Worth mentioning in the commit message? Since it begins with "Mostly 
little optimisations;" readers/reviewers expect to see no functional 
changes then.

>>
>>> +
>>> +    /* WQ starts from the page after doorbell / process_desc */
>>> +    wq_page = (wq_off + GUC_DB_SIZE) >> PAGE_SHIFT;
>>>       wq_off &= PAGE_SIZE - 1;
>>> +    base = kmap_atomic(i915_gem_object_get_page(gc->client_obj,
>>> wq_page));
>>>       wqi = (struct guc_wq_item *)((char *)base + wq_off);
>>>
>>> -    /* len does not include the header */
>>> -    wq_len = sizeof(struct guc_wq_item) / sizeof(u32) - 1;
>>> +    /* Now fill in the 4-word work queue item */
>>>       wqi->header = WQ_TYPE_INORDER |
>>> -            (wq_len << WQ_LEN_SHIFT) |
>>> +            (wqi_len << WQ_LEN_SHIFT) |
>>>               (rq->engine->guc_id << WQ_TARGET_SHIFT) |
>>>               WQ_NO_WCFLUSH_WAIT;
>>>
>>> @@ -515,14 +524,10 @@ static int guc_add_workqueue_item(struct
>>> i915_guc_client *gc,
>>>       wqi->context_desc = (u32)intel_lr_context_descriptor(rq->ctx,
>>>                                    rq->engine);
>>>
>>> -    /* The GuC firmware wants the tail index in QWords, not bytes */
>>> -    tail = rq->ringbuf->tail >> 3;
>>>       wqi->ring_tail = tail << WQ_RING_TAIL_SHIFT;
>>> -    wqi->fence_id = 0; /*XXX: what fence to be here */
>>> +    wqi->fence_id = rq->seqno;
>>
>> Not mentioned in the commit?
> Not actually used either, but I expect it was provided for a Windows
> fence ID, so our equivalent is a seqno.
> It may show up in a GuC log, in which case seqno provides more helpful
> information.

Best to mention it in the commit imho, again, not to confuse 
readers/reviewers.

>>
>>>
>>>       kunmap_atomic(base);
>>> -
>>> -    return 0;
>>>   }
>>>
>>>   /**
>>> @@ -537,26 +542,20 @@ int i915_guc_submit(struct drm_i915_gem_request
>>> *rq)
>>>       unsigned int engine_id = rq->engine->guc_id;
>>>       struct intel_guc *guc = &rq->i915->guc;
>>>       struct i915_guc_client *client = guc->execbuf_client;
>>> -    int q_ret, b_ret;
>>> +    int b_ret;
>>
>> What is b_ret out of interest, door*B*ell return code ?
>>
> Yes, originally q_ret & b_ret, for return from Queuing and Bellringing,
> respectively.
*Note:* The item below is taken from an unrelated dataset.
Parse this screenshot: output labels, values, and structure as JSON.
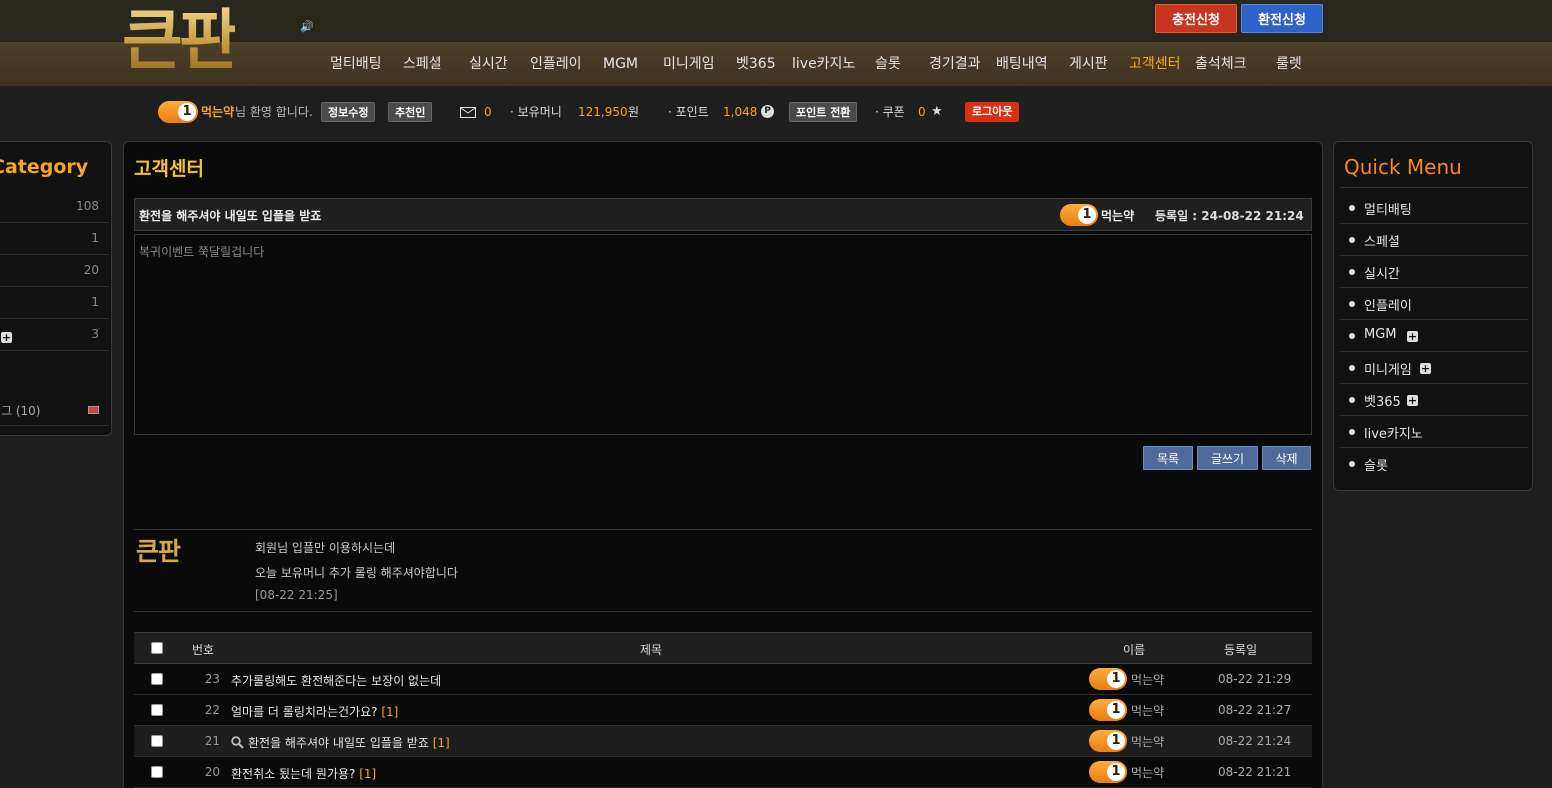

Queuing can no longer return an error, but ringing the
> doorbell can, even if only in the event of hardware not behaving as
> specified.
>>>
>>> -    q_ret = guc_add_workqueue_item(client, rq);
>>> -    if (q_ret == 0)
>>> -        b_ret = guc_ring_doorbell(client);
>>> +    guc_add_workqueue_item(client, rq);
>>> +    b_ret = guc_ring_doorbell(client);
>>>
>>>       client->submissions[engine_id] += 1;
>>> -    if (q_ret) {
>>> -        client->q_fail += 1;
>>> -        client->retcode = q_ret;
>>> -    } else if (b_ret) {
>>> +    client->retcode = b_ret;
>>
>> I wanted to ask for what is this for but then found it is for debugfs.
>>
>>> +    if (b_ret)
>>>           client->b_fail += 1;
>>> -        client->retcode = q_ret = b_ret;
>>> -    } else {
>>> -        client->retcode = 0;
>>> -    }
>>> +
>>>       guc->submissions[engine_id] += 1;
>>>       guc->last_seqno[engine_id] = rq->seqno;
>>>
>>> -    return q_ret;
>>> +    return b_ret;
>>
>> Could also kill the return value from this one, the only caller,
>> intel_logical_ring_advance_and_submit does not use it. That function
>> itself does not look like it needs a return value at the moment. :)
> That's really only because we don't have an exit strategy for submission
> failure. I would rather see all parts of the submission process able to
> return errors (e.g. hardware not responding) and let the top-level code
> implement some sort of recovery strategy. Anyway, I'm leaving this here
> until someone changes the call signature to void.
>>
>>>   }
>>>
>>>   /*
>>> diff --git a/drivers/gpu/drm/i915/intel_guc.h
>>> b/drivers/gpu/drm/i915/intel_guc.h
>>> index 436f2d6..10e1d5e 100644
>>> --- a/drivers/gpu/drm/i915/intel_guc.h
>>> +++ b/drivers/gpu/drm/i915/intel_guc.h
>>> @@ -74,7 +74,7 @@ struct i915_guc_client {
>>>       /* GuC submission statistics & status */
>>>       uint64_t submissions[GUC_MAX_ENGINES_NUM];
>>>       uint32_t no_wq_space;        /* Space pre-check failed */
>>> -    uint32_t q_fail;        /* Failed to queue (MBZ)    */
>>> +    uint32_t q_fail;        /* No longer used        */
>>
>> Get rid of it then?
> No, it keeps things aligned. It can be reused for the next thing we need
> to add.

AFAIR u32s need to be 4-byte aligned on x86_64 so I don't get it but 
whatever.

Regards,

Tvrtko